Your stool is the solid waste your body produces after digesting food. It’s roughly 75% water and 25% solid material, and it contains far more than just leftover food. About 30% of the solid portion is dead bacteria from your gut, another 30% is indigestible plant fiber like cellulose, 10 to 20% is fats including cholesterol, 10 to 20% is minerals like calcium and iron, and 2 to 3% is protein.
How Stool Gets Its Color
The brown color of healthy stool comes from bile, a yellow-green fluid your liver produces to help digest fats. As bile moves through your digestive tract, enzymes chemically alter it, gradually shifting its color from green to brown. That process takes time, which is why the speed of digestion, what you eat, and how well your organs are functioning all affect what color comes out the other end.
Green stool usually means food moved through your large intestine too quickly for bile to fully break down. This is common with diarrhea and not typically a concern on its own. Yellow, greasy, foul-smelling stool points to excess fat that wasn’t properly absorbed, which can happen with conditions like celiac disease. Light, clay-colored, or white stool suggests a lack of bile entirely, possibly from a blocked bile duct. That one is worth getting checked out promptly.
Black, tarry stool can indicate bleeding in the upper digestive tract, such as the stomach or upper small intestine. Blood turns dark as it travels the length of the GI tract. Bright red blood, on the other hand, typically comes from lower down, often the large intestine or rectum. Hemorrhoids are the most common cause, but persistent red blood in your stool shouldn’t be ignored.
What Normal Stool Looks Like
Doctors use the Bristol Stool Scale, a seven-type classification system, to describe stool consistency. The types range from very constipated to very loose:
- Type 1: Separate hard lumps, like pebbles
- Type 2: Lumpy and sausage-shaped
- Type 3: Sausage-shaped with cracks on the surface
- Type 4: Smooth, soft, and snakelike
- Type 5: Soft blobs with clear-cut edges
- Type 6: Fluffy, mushy pieces with ragged edges
- Type 7: Entirely liquid, no solid pieces
Types 3 and 4 are considered ideal. They indicate food spent the right amount of time in your colon, absorbing the right amount of water. Types 1 and 2 suggest constipation, meaning stool sat in the colon too long and lost too much moisture. Types 5 through 7 indicate progressively looser stool, with Type 7 being full diarrhea.
How Often You Should Go
The normal range is anywhere from three bowel movements per day to one every three days. That’s a wide window, and what matters most is consistency. If you’ve always gone once a day or once every two days and feel fine, that’s your normal. A sudden, lasting change in frequency is more meaningful than the number itself.

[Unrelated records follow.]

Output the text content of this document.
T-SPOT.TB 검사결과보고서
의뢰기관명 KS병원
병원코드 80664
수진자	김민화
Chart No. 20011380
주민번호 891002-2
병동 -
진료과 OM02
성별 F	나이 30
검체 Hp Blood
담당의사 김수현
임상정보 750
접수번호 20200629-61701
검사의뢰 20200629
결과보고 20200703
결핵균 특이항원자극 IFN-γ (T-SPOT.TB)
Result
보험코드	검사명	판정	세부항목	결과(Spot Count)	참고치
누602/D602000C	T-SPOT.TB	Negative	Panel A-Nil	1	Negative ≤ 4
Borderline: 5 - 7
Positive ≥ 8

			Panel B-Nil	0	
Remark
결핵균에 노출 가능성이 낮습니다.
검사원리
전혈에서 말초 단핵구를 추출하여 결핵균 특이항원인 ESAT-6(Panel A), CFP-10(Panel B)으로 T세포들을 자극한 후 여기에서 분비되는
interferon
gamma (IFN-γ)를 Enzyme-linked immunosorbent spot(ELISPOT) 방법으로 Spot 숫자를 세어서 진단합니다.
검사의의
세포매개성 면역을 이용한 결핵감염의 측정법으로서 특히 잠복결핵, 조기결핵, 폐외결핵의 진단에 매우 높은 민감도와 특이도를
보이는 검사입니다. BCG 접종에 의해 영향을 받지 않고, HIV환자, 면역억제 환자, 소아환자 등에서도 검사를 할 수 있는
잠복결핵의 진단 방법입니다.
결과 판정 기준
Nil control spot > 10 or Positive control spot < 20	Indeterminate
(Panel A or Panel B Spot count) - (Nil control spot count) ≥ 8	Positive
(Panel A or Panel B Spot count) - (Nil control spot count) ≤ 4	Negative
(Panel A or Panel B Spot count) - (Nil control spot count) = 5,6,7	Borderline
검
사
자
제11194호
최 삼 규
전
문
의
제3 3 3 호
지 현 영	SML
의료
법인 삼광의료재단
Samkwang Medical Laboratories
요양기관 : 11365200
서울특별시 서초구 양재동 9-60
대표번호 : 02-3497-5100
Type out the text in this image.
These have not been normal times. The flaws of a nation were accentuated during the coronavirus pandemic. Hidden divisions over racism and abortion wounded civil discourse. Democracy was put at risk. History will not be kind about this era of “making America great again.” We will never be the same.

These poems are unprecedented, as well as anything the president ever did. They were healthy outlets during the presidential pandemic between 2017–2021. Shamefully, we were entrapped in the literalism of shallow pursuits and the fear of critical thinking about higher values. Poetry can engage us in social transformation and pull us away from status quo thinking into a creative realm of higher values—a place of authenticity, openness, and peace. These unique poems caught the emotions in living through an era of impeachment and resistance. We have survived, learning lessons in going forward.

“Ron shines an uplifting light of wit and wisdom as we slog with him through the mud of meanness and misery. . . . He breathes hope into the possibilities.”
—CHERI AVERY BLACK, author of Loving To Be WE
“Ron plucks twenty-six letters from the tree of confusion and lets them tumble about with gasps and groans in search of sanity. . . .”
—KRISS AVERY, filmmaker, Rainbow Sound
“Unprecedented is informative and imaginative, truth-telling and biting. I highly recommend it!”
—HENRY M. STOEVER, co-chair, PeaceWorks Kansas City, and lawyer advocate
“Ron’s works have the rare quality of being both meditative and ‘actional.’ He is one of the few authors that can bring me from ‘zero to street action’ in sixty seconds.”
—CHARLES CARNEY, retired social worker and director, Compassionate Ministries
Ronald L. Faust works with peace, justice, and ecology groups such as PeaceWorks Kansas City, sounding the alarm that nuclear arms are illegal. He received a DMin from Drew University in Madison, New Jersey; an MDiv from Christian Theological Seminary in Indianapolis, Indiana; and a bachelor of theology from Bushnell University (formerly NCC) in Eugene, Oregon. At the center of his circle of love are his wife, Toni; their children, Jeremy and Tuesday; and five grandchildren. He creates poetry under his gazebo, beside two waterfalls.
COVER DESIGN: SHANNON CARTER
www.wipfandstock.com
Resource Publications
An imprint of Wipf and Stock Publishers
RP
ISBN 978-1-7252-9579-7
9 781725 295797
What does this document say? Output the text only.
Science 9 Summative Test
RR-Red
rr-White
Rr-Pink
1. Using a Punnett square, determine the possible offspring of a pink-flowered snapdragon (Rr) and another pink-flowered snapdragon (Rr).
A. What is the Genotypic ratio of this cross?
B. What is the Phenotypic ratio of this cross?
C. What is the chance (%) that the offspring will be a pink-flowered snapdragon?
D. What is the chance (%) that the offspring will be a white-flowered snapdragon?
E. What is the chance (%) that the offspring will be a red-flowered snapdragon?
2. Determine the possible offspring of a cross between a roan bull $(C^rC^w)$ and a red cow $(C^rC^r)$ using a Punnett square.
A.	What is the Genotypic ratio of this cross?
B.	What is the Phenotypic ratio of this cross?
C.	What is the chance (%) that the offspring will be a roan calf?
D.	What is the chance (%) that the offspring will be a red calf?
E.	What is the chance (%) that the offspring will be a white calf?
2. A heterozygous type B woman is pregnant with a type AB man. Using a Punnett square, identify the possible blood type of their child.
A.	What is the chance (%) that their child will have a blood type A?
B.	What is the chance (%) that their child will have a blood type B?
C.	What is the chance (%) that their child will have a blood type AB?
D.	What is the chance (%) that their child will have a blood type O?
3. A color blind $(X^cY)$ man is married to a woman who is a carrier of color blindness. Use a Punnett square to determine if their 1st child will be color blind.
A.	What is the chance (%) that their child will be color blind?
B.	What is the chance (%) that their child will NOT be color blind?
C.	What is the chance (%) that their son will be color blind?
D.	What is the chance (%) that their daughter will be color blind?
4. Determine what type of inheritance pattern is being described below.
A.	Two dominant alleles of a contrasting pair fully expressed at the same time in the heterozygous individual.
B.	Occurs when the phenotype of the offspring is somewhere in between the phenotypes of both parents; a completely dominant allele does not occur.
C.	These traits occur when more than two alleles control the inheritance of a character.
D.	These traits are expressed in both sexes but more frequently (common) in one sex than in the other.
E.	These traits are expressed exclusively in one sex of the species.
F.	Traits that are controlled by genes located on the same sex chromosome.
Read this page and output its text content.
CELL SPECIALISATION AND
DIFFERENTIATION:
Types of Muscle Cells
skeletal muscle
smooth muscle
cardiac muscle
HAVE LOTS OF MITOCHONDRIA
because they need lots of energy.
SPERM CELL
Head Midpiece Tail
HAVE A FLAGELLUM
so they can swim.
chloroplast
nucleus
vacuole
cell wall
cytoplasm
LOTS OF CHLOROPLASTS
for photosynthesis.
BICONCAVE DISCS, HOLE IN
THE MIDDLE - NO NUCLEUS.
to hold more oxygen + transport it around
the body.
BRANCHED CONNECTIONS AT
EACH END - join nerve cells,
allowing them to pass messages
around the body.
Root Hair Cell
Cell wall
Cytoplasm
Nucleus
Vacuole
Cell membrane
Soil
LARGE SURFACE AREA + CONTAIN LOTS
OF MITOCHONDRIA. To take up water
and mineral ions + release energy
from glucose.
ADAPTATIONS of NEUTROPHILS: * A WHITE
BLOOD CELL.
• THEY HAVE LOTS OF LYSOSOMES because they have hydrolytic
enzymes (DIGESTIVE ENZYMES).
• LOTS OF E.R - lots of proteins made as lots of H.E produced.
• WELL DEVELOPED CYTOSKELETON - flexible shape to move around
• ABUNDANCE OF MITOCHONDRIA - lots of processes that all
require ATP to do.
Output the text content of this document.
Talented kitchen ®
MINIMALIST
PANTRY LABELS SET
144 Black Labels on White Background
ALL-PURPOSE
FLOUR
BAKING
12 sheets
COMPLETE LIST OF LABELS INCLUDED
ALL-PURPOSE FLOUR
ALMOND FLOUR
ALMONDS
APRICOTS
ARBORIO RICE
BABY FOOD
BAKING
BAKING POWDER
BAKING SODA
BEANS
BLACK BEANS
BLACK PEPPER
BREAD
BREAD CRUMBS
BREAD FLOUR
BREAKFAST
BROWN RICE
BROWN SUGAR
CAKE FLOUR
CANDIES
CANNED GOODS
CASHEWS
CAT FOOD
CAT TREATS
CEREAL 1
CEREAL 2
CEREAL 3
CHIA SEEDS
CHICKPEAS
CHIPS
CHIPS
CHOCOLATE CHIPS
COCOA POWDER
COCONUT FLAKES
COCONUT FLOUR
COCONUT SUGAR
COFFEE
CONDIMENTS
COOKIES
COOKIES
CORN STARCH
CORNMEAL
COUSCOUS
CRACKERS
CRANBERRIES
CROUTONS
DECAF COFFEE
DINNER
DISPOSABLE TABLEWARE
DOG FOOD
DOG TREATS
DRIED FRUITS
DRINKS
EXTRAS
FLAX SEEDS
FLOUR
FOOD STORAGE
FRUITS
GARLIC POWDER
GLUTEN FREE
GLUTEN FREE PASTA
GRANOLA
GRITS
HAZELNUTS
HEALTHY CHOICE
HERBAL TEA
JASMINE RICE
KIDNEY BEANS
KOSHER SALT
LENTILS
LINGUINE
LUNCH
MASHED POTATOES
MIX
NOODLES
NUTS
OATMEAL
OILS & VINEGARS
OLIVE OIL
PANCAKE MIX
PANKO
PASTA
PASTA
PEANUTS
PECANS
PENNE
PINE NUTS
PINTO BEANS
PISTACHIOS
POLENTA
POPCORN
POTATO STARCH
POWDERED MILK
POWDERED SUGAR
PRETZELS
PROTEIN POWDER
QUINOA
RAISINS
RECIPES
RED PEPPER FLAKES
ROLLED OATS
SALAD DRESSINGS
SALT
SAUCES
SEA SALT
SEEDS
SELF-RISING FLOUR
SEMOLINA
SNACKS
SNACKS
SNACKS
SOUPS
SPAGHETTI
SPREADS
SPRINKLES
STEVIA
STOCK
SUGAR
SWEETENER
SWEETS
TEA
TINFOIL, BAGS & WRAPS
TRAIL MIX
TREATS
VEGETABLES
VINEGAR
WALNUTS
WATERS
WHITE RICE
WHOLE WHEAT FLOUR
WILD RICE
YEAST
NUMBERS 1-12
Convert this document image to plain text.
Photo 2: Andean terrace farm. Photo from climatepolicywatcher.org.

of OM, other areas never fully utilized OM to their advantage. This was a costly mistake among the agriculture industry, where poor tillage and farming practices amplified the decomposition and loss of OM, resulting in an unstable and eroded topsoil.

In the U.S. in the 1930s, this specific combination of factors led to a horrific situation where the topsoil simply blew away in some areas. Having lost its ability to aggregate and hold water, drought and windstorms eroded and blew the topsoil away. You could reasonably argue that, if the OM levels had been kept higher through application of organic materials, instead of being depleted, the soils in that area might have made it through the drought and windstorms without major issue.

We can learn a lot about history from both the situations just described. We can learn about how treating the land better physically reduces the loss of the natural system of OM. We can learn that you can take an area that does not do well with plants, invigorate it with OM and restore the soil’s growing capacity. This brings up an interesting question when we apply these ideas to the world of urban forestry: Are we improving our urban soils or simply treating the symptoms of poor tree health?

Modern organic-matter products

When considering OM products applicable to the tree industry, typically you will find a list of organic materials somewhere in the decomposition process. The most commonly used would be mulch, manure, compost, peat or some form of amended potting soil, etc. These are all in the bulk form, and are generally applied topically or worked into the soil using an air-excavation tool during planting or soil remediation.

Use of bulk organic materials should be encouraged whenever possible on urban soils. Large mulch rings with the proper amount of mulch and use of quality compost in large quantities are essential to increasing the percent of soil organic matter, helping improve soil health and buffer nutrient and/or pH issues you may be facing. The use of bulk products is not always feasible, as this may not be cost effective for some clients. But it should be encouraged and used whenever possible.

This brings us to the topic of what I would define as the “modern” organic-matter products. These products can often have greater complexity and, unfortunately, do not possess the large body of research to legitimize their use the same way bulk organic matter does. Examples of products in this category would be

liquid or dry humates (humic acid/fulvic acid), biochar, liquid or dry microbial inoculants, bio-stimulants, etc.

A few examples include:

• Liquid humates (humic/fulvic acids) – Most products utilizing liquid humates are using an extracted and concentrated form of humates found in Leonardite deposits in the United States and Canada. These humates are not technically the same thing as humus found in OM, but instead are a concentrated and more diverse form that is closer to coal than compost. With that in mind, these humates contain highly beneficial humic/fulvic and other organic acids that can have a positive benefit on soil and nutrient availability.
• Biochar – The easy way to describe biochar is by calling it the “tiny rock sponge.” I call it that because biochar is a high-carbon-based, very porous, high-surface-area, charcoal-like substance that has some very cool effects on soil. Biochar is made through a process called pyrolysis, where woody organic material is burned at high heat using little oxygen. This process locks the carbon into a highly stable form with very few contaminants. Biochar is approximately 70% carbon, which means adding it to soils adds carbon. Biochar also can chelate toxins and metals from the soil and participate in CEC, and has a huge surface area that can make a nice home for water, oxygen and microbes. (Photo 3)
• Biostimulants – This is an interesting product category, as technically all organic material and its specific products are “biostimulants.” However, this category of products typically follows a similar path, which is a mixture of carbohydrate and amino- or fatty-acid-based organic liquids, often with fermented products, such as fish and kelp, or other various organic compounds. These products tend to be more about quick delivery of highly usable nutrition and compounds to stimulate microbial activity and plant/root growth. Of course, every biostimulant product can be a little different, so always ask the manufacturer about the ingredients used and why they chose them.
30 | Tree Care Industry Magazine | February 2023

From the time you eat something, it takes an average of 30 to 40 hours to pass through the colon and come out as stool. Transit times up to 72 hours are still considered normal, and in women the range can extend to around 100 hours. Fiber, hydration, physical activity, and stress all influence how quickly things move.
Floating Stool
Stool that occasionally floats is usually caused by gas trapped inside it, often from high-fiber meals or foods that produce more fermentation in the gut. This is harmless. But if your stool consistently floats and also looks bulky, pale, greasy, or unusually foul-smelling, that pattern suggests fat malabsorption. Your digestive system isn’t breaking down and absorbing dietary fat properly, so it passes through into the stool. Celiac disease, pancreatic insufficiency, and certain infections can cause this. Stool that’s hard to flush and leaves an oily residue is another clue.
Mucus in Stool
A small amount of clear mucus in your stool is completely normal. Your intestines produce mucus as a lubricant to help stool pass through. You may not even notice it most of the time. What’s not typical is a sudden increase in mucus, or mucus that appears bloody, off-white, or yellowish. Combined with symptoms like persistent diarrhea lasting more than three days, abdominal pain, cramping, nausea, or unexplained weight loss, excess mucus can signal inflammation, infection, or an underlying condition like inflammatory bowel disease.
What Your Stool Tells You
Stool is one of the most accessible indicators of digestive health. The combination of color, consistency, frequency, and smell paints a surprisingly detailed picture of what’s happening inside your body. A single unusual bowel movement after a heavy meal or a stressful day rarely means anything. Patterns that persist over days or weeks are what matter: a consistent shift toward very loose or very hard stool, a color change that doesn’t resolve, visible blood, or ongoing pain during bowel movements.
Paying attention to your stool doesn’t require obsessing over every trip to the bathroom. It just means noticing when something changes from your personal baseline. Your normal won’t look exactly like someone else’s, and that’s fine. The useful signal is a departure from whatever has been typical for you.